Recent advances in soft electronics have attracted great attention due in large to the potential applications in personalized, bio-integrated healthcare devices. The mechanical mismatch between conventional electronic devices and soft human tissues causes many challenges. Ultraflexible and stretchable electronic devices utilize the low system modulus and the intrinsic system-level softness to solve these issues. Here, we describe our unique strategies in the synthesis and functionalization of nanoscale two dimensional materials, their seamless assembly and integration, and corresponding device designs toward wearable/implantable healthcare devices.
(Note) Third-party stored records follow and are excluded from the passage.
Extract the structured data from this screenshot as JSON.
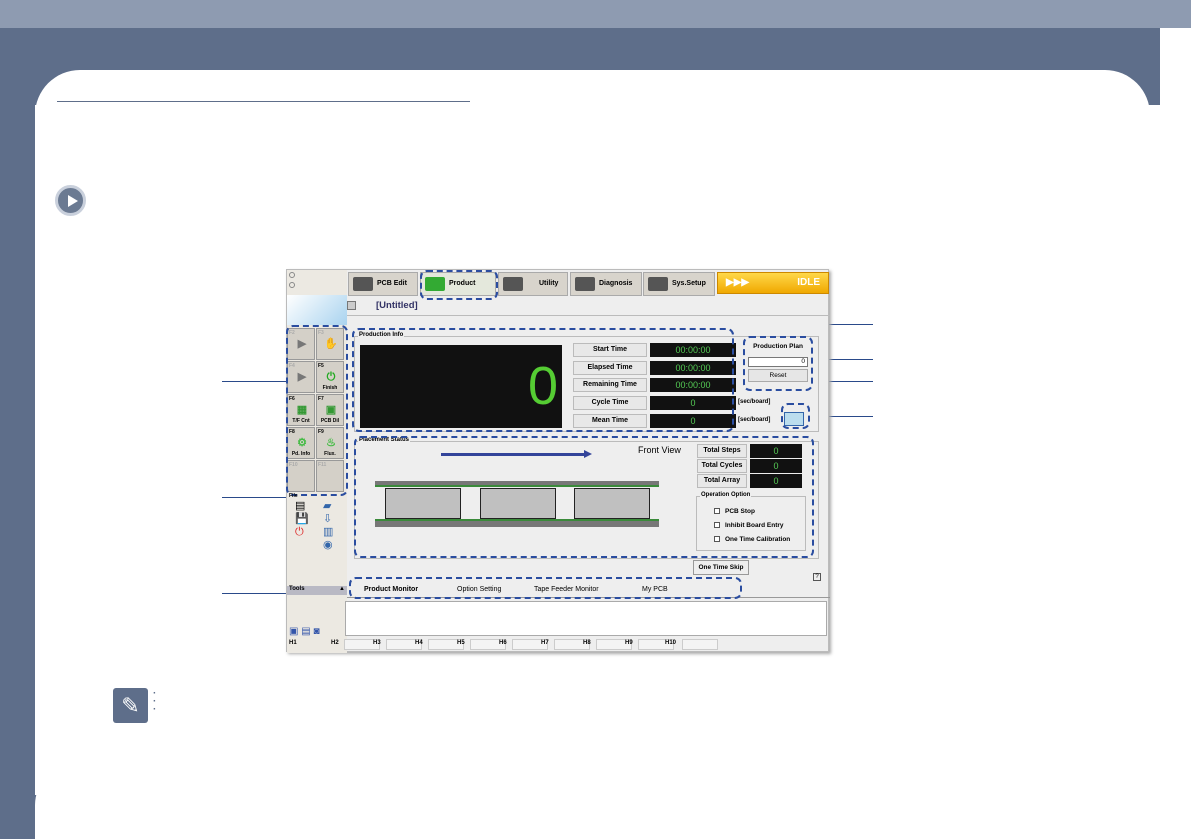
{
  "app": {
    "tabs": [
      {
        "label": "PCB Edit"
      },
      {
        "label": "Product"
      },
      {
        "label": "Utility"
      },
      {
        "label": "Diagnosis"
      },
      {
        "label": "Sys.Setup"
      }
    ],
    "status": {
      "arrows": "▶▶▶",
      "label": "IDLE"
    },
    "file_title": "[Untitled]",
    "sidebar": {
      "fkeys": [
        {
          "key": "F2",
          "label": ""
        },
        {
          "key": "F3",
          "label": ""
        },
        {
          "key": "F4",
          "label": ""
        },
        {
          "key": "F5",
          "label": "Finish"
        },
        {
          "key": "F6",
          "label": "T/F Cnt"
        },
        {
          "key": "F7",
          "label": "PCB Dil"
        },
        {
          "key": "F8",
          "label": "Pd. Info"
        },
        {
          "key": "F9",
          "label": "Flux."
        },
        {
          "key": "F10",
          "label": ""
        },
        {
          "key": "F11",
          "label": ""
        }
      ],
      "file_label": "File",
      "tools_label": "Tools"
    },
    "production_info": {
      "title": "Production Info",
      "big_count": "0",
      "rows": [
        {
          "label": "Start Time",
          "value": "00:00:00"
        },
        {
          "label": "Elapsed Time",
          "value": "00:00:00"
        },
        {
          "label": "Remaining Time",
          "value": "00:00:00"
        },
        {
          "label": "Cycle Time",
          "value": "0"
        },
        {
          "label": "Mean Time",
          "value": "0"
        }
      ],
      "plan_label": "Production Plan",
      "plan_value": "0",
      "reset_label": "Reset",
      "unit1": "[sec/board]",
      "unit2": "[sec/board]"
    },
    "placement": {
      "title": "Placement Status",
      "view": "Front View",
      "stats": [
        {
          "label": "Total Steps",
          "value": "0"
        },
        {
          "label": "Total Cycles",
          "value": "0"
        },
        {
          "label": "Total Array",
          "value": "0"
        }
      ],
      "option_title": "Operation Option",
      "options": [
        {
          "label": "PCB Stop"
        },
        {
          "label": "Inhibit Board Entry"
        },
        {
          "label": "One Time Calibration"
        }
      ]
    },
    "one_time_skip": "One Time Skip",
    "help": "?",
    "bottom_tabs": [
      {
        "label": "Product Monitor"
      },
      {
        "label": "Option Setting"
      },
      {
        "label": "Tape Feeder Monitor"
      },
      {
        "label": "My PCB"
      }
    ],
    "hkeys": [
      "H1",
      "H2",
      "H3",
      "H4",
      "H5",
      "H6",
      "H7",
      "H8",
      "H9",
      "H10"
    ]
  },
  "colors": {
    "accent": "#5e6e8a",
    "dash": "#2a4da0",
    "led": "#55cc55",
    "idle": "#f5b400"
  }
}
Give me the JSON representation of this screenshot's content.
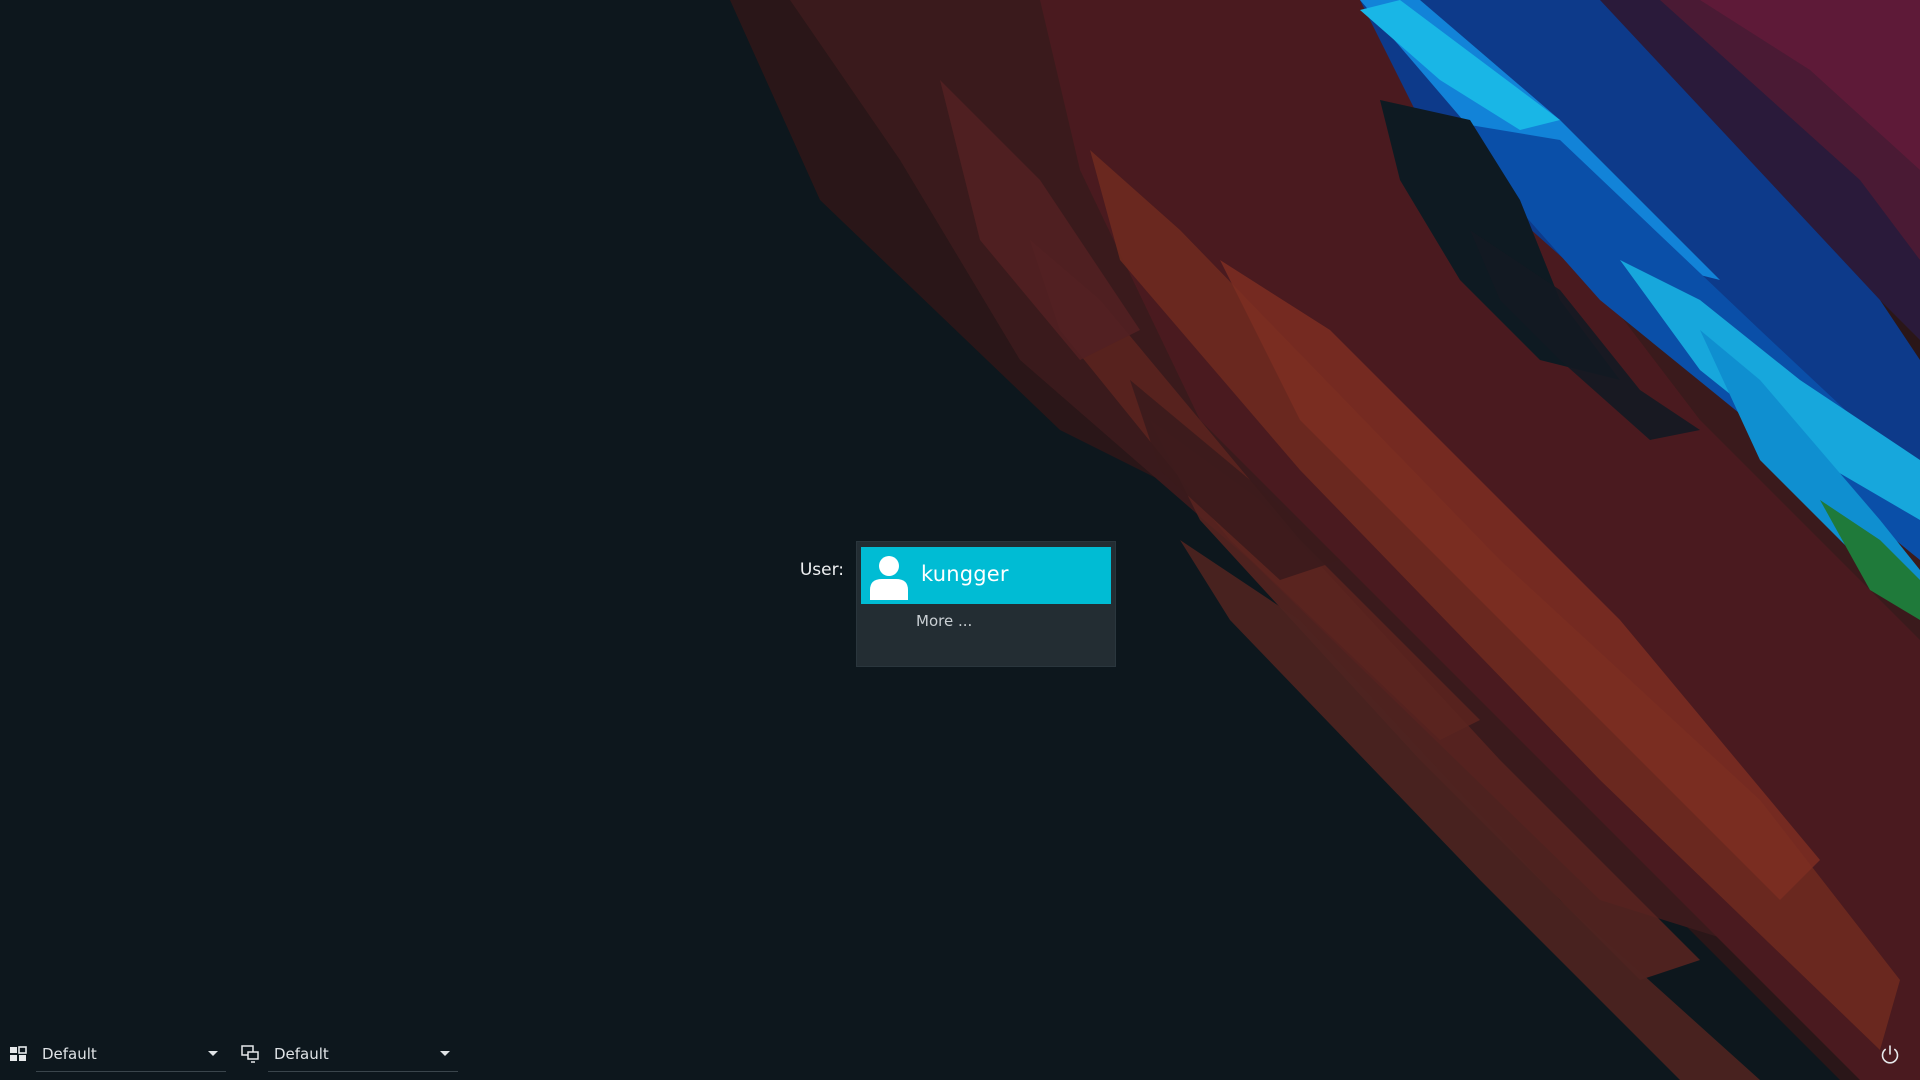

These wearable/implantable bioelectronic systems combine recent breakthroughs in unconventional soft electronics to address unsolved issues in the clinical medicine, which provides new opportunities the personalized healthcare, particularly for diabetes and retinal degeneration.
About the Speaker
Dae-Hyeong Kim obtained B.S. and M.S. degree in Chemical Engineering from Seoul National University, Korea, in 2000 and 2002, respectively. He received Ph. D. degree in Materials Science and Engineering from University of Illinois at Urbana Champaign in 2009. From 2009 to 2011, he was a post-doctoral research associate at University of Illinois. He joined Seoul National University in 2011 and is currently an associate professor in the School of Chemical and Biological Engineering of Seoul National University. He has published more than 75 papers and 25 international and domestic patents. He has been recognized with several awards including George Smith Award (2009), MRS Graduate Student Award (2009), Green Photonics Award (2011), TR 35 award (2011), Hong Jin-ki Creative Award (2015), SCEJ Award (2016), and Young Scientist Award (2017).